As we know, not all browsers are created equal. Because of this, performance in different areas is guaranteed to differ from browser to browser.
That aside, I noticed the same results as you did; however, after removing the unnecessary buffer class, and just using an array directly and a 10000 character string, the results were even tighter/consistent (in FF 3.0.12): http://jsbin.com/ehalu/
Unless you're doing a great deal of string concatenation, I would say that this type of optimization is a micro-optimization. Your time might be better spent limiting DOM reflows and queries (generally the use of document.getElementbyById/getElementByTagName), implementing caching of AJAX results (where applicable), and exploiting event bubbling (there's a link somewhere, I just can't find it now).

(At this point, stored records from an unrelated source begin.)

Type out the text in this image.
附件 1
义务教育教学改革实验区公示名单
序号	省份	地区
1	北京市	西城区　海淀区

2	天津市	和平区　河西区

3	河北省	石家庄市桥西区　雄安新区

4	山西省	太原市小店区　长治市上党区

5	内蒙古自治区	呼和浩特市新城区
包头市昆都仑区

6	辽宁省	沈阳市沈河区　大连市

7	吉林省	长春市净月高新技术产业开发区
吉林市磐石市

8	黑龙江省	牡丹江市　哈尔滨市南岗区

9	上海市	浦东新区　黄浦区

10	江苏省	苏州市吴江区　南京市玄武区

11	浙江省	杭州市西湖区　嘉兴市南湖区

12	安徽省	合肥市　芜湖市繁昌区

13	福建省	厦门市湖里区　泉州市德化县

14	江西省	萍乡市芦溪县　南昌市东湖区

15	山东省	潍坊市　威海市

Okay, regarding this here is a related module:
http://www.openjsan.org/doc/s/sh/shogo4405/String/Buffer/0.0.1/lib/String/Buffer.html
This is an effective means of creating String buffers, by using
var buffer = new String.Buffer();
buffer.append("foo", "bar");
This is the fastest sort of implementation of String buffers I know of. First of all if you are implementing String Buffers, don't use push because that is a built-in method and it is slow, for one push iterates over the entire arguments array, rather then just adding one element.
It all really depends upon the implementation of the join method, some implementations of the join method are really slow and some are relatively large.